Android has long allowed people to install apps from websites, alternative stores, direct transfers, enterprise channels and community repositories. Campaigners and developers argue that mandatory developer verification for broader distribution could turn that open model into a gatekept system controlled by a single company.

Sideloading friction may increase Independent distribution may face new barriers Privacy concerns remain central

The problem

The central concern is not just one policy detail, but whether Android remains a platform where users and developers can still interact without first asking the platform owner for permission.

01

Gatekeeping beyond the store

Critics argue the proposed rules extend platform control beyond Google’s own marketplace and into third-party stores, direct downloads, enterprise deployment and other independent channels that helped define Android’s open model.

02

Privacy and identity pressure

Several groups say mandatory ID checks and centralized records create disproportionate pressure on pseudonymous developers, security researchers, activists and privacy-focused projects that do not want to tie distribution to personal identity.

03

Fewer paths to software

Campaigners warn that more friction for developers means fewer apps distributed outside dominant channels, weaker competition, and less room for experiments, community tools and open-source alternatives.

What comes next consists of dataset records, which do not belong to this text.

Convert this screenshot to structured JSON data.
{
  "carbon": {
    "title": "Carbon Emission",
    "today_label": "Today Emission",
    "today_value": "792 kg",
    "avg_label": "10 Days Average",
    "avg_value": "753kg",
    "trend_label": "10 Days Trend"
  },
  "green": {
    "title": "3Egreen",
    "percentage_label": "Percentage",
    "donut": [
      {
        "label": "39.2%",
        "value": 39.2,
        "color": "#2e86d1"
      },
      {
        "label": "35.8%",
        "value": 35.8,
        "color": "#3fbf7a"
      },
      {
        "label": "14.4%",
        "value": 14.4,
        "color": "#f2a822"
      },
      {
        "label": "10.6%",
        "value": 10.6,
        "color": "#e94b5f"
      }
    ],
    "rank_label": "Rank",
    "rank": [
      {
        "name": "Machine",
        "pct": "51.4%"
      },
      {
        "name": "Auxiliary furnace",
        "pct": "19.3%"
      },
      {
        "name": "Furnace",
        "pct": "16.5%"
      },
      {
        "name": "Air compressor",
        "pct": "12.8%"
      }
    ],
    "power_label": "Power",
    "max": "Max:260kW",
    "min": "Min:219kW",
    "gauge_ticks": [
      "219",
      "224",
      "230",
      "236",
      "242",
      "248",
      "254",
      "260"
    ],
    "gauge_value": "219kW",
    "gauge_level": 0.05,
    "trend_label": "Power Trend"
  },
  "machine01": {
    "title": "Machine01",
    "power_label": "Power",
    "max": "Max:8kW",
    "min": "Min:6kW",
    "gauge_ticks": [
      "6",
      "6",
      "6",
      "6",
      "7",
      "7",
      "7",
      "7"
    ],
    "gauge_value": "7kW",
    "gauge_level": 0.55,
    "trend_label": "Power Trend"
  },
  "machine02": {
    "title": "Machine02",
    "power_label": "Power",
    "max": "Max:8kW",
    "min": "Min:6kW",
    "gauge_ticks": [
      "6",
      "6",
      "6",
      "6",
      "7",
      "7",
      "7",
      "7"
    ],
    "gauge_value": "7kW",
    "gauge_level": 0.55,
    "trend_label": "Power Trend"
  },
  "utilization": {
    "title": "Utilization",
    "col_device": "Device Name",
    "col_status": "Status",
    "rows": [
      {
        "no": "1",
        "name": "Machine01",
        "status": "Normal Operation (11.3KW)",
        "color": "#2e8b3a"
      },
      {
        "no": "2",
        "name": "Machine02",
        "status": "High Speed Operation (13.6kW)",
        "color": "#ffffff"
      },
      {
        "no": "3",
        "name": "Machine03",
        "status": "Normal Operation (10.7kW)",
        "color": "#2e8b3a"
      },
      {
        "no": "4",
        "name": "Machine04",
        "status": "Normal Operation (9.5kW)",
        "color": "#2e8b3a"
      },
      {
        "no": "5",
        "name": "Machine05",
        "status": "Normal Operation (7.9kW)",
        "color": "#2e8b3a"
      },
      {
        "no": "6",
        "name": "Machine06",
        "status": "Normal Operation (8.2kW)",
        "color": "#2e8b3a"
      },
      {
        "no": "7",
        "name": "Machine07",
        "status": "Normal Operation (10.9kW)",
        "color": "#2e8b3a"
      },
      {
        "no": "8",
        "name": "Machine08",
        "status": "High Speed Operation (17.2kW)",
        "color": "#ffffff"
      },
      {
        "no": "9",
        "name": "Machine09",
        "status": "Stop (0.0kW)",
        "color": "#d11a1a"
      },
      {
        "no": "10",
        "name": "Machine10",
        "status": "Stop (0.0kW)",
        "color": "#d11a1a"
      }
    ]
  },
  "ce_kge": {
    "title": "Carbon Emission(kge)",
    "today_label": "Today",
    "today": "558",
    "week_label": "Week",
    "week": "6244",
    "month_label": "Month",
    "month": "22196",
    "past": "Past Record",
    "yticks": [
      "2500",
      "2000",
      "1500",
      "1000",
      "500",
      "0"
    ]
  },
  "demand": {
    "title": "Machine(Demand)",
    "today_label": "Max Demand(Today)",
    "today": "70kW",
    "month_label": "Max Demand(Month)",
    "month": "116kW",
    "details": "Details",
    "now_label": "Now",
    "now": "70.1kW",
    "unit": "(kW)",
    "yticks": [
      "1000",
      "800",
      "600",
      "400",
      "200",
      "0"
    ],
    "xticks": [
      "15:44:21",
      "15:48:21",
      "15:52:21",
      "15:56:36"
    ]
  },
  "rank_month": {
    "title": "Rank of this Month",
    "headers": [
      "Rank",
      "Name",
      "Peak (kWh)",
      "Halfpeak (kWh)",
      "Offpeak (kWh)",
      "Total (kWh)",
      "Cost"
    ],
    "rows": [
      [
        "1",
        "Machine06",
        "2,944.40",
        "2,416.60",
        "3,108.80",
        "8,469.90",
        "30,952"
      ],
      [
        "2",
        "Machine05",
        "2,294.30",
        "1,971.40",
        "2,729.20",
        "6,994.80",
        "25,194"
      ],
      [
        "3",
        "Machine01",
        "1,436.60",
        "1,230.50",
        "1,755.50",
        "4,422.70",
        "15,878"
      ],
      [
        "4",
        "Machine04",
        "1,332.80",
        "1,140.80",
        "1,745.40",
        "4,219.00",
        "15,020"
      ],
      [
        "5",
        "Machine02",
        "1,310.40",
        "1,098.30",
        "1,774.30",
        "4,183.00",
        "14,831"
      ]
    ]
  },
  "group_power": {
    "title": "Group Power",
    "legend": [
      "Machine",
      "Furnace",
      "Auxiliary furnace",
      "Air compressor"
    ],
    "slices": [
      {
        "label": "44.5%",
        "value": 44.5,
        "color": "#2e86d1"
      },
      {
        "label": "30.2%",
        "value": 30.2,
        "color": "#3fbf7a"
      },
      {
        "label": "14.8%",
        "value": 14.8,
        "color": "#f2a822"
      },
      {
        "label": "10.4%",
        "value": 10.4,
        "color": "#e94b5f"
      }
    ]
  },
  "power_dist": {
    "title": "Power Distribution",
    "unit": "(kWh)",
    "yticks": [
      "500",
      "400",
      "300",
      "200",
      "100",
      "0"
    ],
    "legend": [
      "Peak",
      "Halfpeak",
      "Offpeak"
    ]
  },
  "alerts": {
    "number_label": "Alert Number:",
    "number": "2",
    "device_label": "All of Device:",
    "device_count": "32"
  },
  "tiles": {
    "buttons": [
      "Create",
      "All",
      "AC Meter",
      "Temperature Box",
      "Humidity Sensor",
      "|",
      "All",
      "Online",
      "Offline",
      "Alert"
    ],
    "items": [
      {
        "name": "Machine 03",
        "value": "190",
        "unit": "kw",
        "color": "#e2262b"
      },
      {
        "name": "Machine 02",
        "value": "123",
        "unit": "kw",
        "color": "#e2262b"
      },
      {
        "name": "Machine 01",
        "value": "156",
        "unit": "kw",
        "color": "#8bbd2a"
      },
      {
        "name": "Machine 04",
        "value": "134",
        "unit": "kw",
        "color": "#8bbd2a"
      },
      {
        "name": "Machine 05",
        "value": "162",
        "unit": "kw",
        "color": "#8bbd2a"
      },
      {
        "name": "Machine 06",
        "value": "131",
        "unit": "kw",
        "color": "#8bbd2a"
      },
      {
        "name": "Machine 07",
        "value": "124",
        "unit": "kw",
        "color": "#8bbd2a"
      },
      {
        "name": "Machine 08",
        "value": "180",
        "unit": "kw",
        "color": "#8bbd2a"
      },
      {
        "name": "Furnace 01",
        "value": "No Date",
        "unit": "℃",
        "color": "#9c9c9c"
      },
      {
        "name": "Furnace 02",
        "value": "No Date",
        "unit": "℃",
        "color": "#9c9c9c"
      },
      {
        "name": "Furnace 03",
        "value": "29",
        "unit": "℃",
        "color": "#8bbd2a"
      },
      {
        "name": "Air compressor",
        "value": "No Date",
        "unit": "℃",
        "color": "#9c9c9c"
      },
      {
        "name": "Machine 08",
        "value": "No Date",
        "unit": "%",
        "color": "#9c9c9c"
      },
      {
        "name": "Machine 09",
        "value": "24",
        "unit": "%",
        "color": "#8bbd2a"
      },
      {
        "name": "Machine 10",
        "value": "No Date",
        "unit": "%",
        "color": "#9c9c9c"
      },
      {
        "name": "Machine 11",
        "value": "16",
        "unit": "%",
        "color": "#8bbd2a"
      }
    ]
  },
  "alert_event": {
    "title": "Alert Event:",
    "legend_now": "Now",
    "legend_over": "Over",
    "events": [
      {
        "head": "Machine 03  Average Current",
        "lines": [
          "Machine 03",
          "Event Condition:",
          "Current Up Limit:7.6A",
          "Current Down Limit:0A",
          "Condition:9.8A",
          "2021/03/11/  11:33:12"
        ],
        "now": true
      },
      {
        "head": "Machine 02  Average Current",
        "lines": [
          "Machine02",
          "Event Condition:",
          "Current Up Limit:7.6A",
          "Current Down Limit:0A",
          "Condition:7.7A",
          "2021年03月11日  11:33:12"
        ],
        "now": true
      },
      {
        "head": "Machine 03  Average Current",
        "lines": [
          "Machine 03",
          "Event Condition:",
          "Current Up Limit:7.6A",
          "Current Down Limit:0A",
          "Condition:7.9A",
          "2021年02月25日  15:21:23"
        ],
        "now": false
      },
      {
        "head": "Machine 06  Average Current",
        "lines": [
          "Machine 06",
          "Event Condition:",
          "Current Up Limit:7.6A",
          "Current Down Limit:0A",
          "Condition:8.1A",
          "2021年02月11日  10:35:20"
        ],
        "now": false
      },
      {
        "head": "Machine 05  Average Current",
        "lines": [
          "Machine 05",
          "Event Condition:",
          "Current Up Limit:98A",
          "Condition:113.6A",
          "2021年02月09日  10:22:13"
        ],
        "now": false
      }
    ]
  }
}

Android should remain open enough for users to choose software sources and for developers to publish outside a single corporate approval chain.

That principle appears repeatedly across public letters, advocacy statements and community commentary. The core argument is not anti-security; it is that security improvements should not erase independent distribution, privacy-preserving development or competitive alternatives.

Take action

Public letters from advocates and companies have called for Google to rescind mandatory registration for third-party distribution, engage in transparent dialogue, and preserve platform neutrality.

Action 01

Read the issue closely

Understand the difference between Play Store rules and broader rules that affect websites, third-party stores and direct app sharing. The debate is specifically about how far platform authority should reach.

Action 02

Speak as a developer or user

Public comment matters because the strongest objections come from those building, testing and distributing software in the Android ecosystem every day. Several groups are already organizing statements and open letters.

Action 03

Defend alternatives

If Android is to remain meaningfully open, campaigners argue it must continue to support real alternatives: direct distribution, independent repositories, third-party stores and non-mainstream development practices.

For organizations

Civil society groups, software vendors and open-source advocates have framed this as a broader platform governance issue involving competition, developer freedom and user choice.

Civil society
Rights and competition groups Can treat the issue as one of platform neutrality, interoperability and user autonomy.
Open source
Community maintainers Can document how identity and compliance burdens affect volunteer-led software distribution.
App businesses
Alternative store operators Can highlight how broader registration rules could weaken competition outside first-party channels.
Researchers
Security and privacy experts Can help distinguish legitimate safety goals from unnecessary centralization and overreach.

FAQ

The argument is contentious because both sides use the language of security and openness, but they disagree on where the line should be drawn.

Is this only about Google Play?

No. The most serious objections focus on rules that affect distribution outside Google Play, including third-party stores, websites, enterprise channels and direct transfers.

Is anyone arguing against security?

Not really. The public criticism generally accepts the need for safer distribution, but argues that mandatory registration and identity checks should not become the price of publishing software independently on Android.

What is the core fear?

The fear is that once permission-based distribution becomes normal outside the Play Store, Android’s historic openness becomes narrower in practice even if the platform still describes itself as open.

Has Google responded?

Google has publicly framed its 2026 direction around choice, openness and safer distribution, while critics say the practical effect could still be greater centralization and less freedom for independent channels.